In one of my Alternate Earths, I have made the following changes to Africa:

1) Re-angle the mainland (meaning Madagascar stays right where it is) to the point that the Mediterranean is connected to the Indian Ocean, not the Atlantic.

2) Revitalize the Saharan Megalakes and Botswana's Lake Makgadikgadi.

3) Raise the continent's sea levels by 75 meters.

Using these three changes, what kind of climate would we expect to find in Africa?

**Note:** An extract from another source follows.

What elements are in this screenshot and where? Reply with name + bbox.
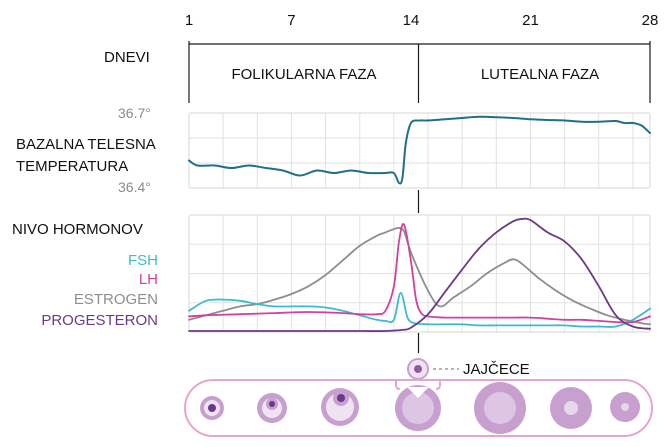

  • $\begingroup$ Re: #3, do you mean lower the landmass by 75 meters into the sea? It doesn't seem like any of this would have a profound effect on continental climate. The Straits of Gibraltar and the Red Sea aren't large enough to affect major ocean currents; that little change in elevation should be negligible; and the lakes would derive from climatic changes, not vice versa. $\endgroup$ Jun 15 '15 at 14:37
  • $\begingroup$ continents don't have sea levels. $\endgroup$
    – Oldcat
    Jun 15 '15 at 17:33

It won't have much effect. You just need to see where the rain belt is. Right now, it over the Sahel. It will be located more or less at the same place not matter how much you rotate the continent because it depends on the global air circulation. Most of the Sahara will be dry even if you rotate it by 45 degrees. Chad, Sudan Egypt and the southern Part of Libya will receive more rain but West Africa will become more arid. Lakes might form like lake Chad but they would be mostly seasonal lake with great variation in water level between the dry and wet seasons.

With this configuration, Cape Town would be near Sao Paulo. So yes, the lakes in Botswana will be restored to their formal glory.

Lastly, compared to other continents, Africa has a relatively high altitude with a few low plains. These places can be densely populated but increasing the water level by 75m would only submerge a small portion of Africa.